In a speech in April announcing the withdrawal of U.S. troops, Biden claimed the United States had achieved its counterterrorism objectives.

“We cannot continue the cycle of extending or expanding our military presence in Afghanistan, hoping to create the ideal conditions for our withdrawal, expecting a different result,” Biden said then.

For Daniel Fried, former U.S. National Security Council senior director, ambassador to Poland and assistant Secretary of State for Europe, even if one accepts the U.S. administration’s reasoning behind the withdrawal, “the hasty execution made disaster more likely.”

“The White House looks feckless and ignorant about the situation on the ground and appears to have made its key decision based on bad assessments — or no assessments at all,” said Fried in a statement.

“I would bet a large amount that there are many at senior levels in the Biden administration who wish they could roll back the clock a few months,” said Fried.

Meanwhile, online videos showed Afghans flocking to departing planes at Kabul’s Hamid Karzai International Airport after the Taliban retook the capital.

On Saturday, Biden said he had authorized the deployment of roughly 5,000 troops to Afghanistan to support a personnel drawdown. However, according to Richard Engel, chief foreign correspondent for NBC News, the new deployment did little to allay chaos on the civilian side of the airport.

“And the U.S. has brought in thousands of troops to secure the airport. But U.S. only focused on securing evacuation, taking place on military side of Kabul airport. Another sign of disregard for Afghans and total lack of planning,” Engel tweeted.

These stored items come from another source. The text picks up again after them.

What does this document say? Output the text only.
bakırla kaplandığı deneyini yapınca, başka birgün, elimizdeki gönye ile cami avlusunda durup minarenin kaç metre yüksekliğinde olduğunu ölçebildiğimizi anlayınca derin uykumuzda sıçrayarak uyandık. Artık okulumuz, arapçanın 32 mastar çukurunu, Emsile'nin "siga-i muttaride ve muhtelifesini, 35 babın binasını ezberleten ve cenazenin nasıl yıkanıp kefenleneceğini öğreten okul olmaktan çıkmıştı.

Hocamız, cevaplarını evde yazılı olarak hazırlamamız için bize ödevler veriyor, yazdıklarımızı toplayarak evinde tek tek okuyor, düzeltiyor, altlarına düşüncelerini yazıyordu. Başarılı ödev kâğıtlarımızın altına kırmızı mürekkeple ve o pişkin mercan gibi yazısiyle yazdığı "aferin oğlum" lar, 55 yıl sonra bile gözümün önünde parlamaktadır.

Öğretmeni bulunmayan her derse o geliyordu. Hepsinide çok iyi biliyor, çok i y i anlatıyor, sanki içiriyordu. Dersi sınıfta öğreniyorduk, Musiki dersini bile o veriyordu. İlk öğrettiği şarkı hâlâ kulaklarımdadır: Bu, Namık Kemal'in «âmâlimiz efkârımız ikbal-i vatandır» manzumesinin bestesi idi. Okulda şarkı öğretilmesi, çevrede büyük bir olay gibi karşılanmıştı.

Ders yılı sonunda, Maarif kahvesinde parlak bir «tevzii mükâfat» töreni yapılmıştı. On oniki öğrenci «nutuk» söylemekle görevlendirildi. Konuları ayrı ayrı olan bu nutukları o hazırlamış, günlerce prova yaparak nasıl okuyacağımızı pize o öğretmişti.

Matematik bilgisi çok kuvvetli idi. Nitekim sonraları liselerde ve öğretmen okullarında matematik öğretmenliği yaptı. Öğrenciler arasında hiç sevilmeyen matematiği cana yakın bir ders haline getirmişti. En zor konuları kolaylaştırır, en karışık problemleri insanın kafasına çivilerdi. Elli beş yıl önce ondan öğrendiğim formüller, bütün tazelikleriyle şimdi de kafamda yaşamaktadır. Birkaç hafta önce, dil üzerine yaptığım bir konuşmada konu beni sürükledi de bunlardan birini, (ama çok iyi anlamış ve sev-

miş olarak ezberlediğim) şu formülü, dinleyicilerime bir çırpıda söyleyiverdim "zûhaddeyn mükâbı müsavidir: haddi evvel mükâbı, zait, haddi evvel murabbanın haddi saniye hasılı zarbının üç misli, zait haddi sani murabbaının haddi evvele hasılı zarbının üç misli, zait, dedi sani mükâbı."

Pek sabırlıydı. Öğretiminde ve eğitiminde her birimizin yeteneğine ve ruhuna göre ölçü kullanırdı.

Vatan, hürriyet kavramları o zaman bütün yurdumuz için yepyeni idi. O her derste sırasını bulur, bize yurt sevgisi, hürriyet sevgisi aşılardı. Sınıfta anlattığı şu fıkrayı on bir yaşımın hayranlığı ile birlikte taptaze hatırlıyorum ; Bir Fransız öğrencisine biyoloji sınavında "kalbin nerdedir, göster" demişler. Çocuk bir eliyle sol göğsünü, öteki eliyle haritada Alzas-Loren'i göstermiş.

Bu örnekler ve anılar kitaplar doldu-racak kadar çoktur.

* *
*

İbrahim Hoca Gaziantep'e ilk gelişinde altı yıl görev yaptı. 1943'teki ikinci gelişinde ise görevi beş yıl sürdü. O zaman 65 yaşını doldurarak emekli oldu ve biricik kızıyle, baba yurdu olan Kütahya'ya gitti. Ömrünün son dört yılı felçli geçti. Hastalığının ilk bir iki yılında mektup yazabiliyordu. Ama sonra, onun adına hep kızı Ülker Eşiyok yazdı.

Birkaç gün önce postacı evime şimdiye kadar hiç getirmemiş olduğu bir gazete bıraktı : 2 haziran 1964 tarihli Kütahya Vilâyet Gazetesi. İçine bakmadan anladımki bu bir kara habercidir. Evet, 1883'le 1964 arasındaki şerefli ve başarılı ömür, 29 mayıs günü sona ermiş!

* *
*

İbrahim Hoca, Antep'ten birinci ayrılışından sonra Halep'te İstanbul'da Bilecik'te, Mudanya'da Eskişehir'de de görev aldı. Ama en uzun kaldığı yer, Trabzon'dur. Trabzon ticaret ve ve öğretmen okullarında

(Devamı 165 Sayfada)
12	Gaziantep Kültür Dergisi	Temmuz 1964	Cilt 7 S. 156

For Irfan Nooruddin, director of the Atlantic Council’s South Asia Center and professor in the School of Foreign Service at Georgetown University, the Biden administration’s April announcement “might be the straw that broke the camel’s back, but every U.S. administration since 2001 is culpable and must be held accountable.”

“The hollowness of American statements about democracy and human rights has long been understood by those outside the Washington bubble — but the long-term damage to the credibility of American rhetoric from the disaster will be felt for years to come,” said Nooruddin in a statement.

According to Adam Weinstein, research fellow at the Quincy Institute for Responsible Statecraft and an Afghanistan combat veteran, the real failure lies with the mistaken belief that “the United States could shape conditions and foster effective governance through the force of arms.”

“The chaos that follows intervention and the chaos that follows withdrawal are rooted in the same fundamental mistake — that the U.S. thinks it can use its military to affect permanent social and political change in countries that it occupies,” Weinstein said in a statement.